4.4 KiB
California Climate Investments (CCI) Analysis
A data analysis project examining collaboration patterns in California's climate funding programs and their impact on greenhouse gas (GHG) reduction efficiency and equity outcomes — particularly in disadvantaged communities (DACs).
Overview
This project analyzes the California Climate Investments dataset to answer questions like:
- How does multi-agency collaboration affect program effectiveness?
- What are the regional variations in climate investment patterns?
- How do EV voucher/rebate programs (CARB) compare to other programs?
- Where do GHG efficiency and equity goals align or conflict?
- How have collaboration and funding patterns changed over time?
The dataset covers 146,305 projects across 21 agencies and 39 programs, representing $11.59 billion in total funding and 112.7 million metric tons of GHG reductions.
Project Structure
california-equity-git/
├── run_cci_analysis.py # Main entry point — orchestrates full workflow
├── cci_analyzer.py # CCIDataAnalyzer class (data loading/cleaning)
├── cci_collaboration_analysis.py # Collaboration pattern analysis
├── research_analysis_script.py # Research question analysis
├── regional_analysis_script.py # Regional distribution analysis
├── collaboration_detection_script.py # Collaboration pattern detection
├── data_cleaning_script.py # Data cleaning utilities
├── 01_analyzer.ipynb # Interactive Jupyter notebook
│
├── data/
│ └── cci_programs_data_reduced.csv # Processed dataset (~40MB)
├── data_raw/
│ └── cci_programs_data.csv # Original CCI dataset (~242MB)
│
├── california_enviroscreen/ # CalEnviroScreen 4.0 data (geodatabase + shapefiles)
├── assembly_district_shapefile/ # CA State Assembly Districts 2020 shapefiles
│
└── output/ # Generated analysis outputs and visualizations
Tech Stack
- Python 3.12+
- pandas / numpy — data manipulation
- matplotlib / seaborn — visualization
- geopandas / shapely / pyproj — geospatial analysis
- scipy — statistical testing
- scikit-learn — data preprocessing
Setup
# Clone the repo
git clone <repo-url>
cd california-equity-git
# Create and activate a virtual environment
python3 -m venv .venv
source .venv/bin/activate
# Install dependencies
pip install pandas numpy matplotlib seaborn geopandas shapely pyproj scipy scikit-learn
Usage
Run the full analysis pipeline:
python run_cci_analysis.py --data_path data/cci_programs_data_reduced.csv --output_dir output
Optional flags:
| Flag | Description |
|---|---|
--skip_cleaning |
Skip data cleaning step (use pre-cleaned data) |
--skip_analysis |
Skip collaboration analysis step |
--skip_research |
Skip research question analysis |
Pipeline stages:
- Data cleaning — standardizes columns, parses dates, extracts coordinates, calculates derived metrics
- Collaboration analysis — identifies multi-agency programs and collaboration patterns
- Research analysis — answers core research questions with statistical tests and visualizations
Output files (charts, CSVs, summaries) are written to the --output_dir directory.
Data
Primary Dataset
- Source: California Climate Investments Open Data Portal
- File:
data_raw/cci_programs_data.csv(242MB) /data/cci_programs_data_reduced.csv(40MB processed)
Supplementary Data
- CalEnviroScreen 4.0 — used to identify and score disadvantaged communities (DACs)

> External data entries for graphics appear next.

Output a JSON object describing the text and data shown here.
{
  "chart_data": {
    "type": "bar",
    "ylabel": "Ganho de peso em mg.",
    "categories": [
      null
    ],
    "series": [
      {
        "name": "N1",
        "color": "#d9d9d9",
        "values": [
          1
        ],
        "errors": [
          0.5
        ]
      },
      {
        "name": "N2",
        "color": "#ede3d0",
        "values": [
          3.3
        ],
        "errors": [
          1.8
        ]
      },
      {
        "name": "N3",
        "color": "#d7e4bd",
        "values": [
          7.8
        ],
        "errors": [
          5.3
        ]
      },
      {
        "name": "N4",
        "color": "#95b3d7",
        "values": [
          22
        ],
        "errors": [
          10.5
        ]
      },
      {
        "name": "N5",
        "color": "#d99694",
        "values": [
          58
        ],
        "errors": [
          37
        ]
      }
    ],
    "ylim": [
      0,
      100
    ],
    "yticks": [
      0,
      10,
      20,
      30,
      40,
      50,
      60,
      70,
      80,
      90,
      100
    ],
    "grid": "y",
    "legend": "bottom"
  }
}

- CA State Assembly Districts 2020 — shapefiles for regional geographic analysis
Note: Large raw data files and shapefiles are tracked with Git LFS.
Key Findings (from data summary)
| Metric | Value |
|---|---|
| Total projects | 146,305 |
| Total funding | $11.59 billion |
| GHG reductions | 112.7 million metric tons |
| CARB projects | 125,581 (85.8%) |
| EV voucher projects | 109,270 (74.7%) |
| Median GHG efficiency | $312.5 / metric ton |
| Avg. DAC benefit multiplier | 1.3x |
License
This project is for research and educational purposes. The underlying CCI data is publicly available from the California Air Resources Board.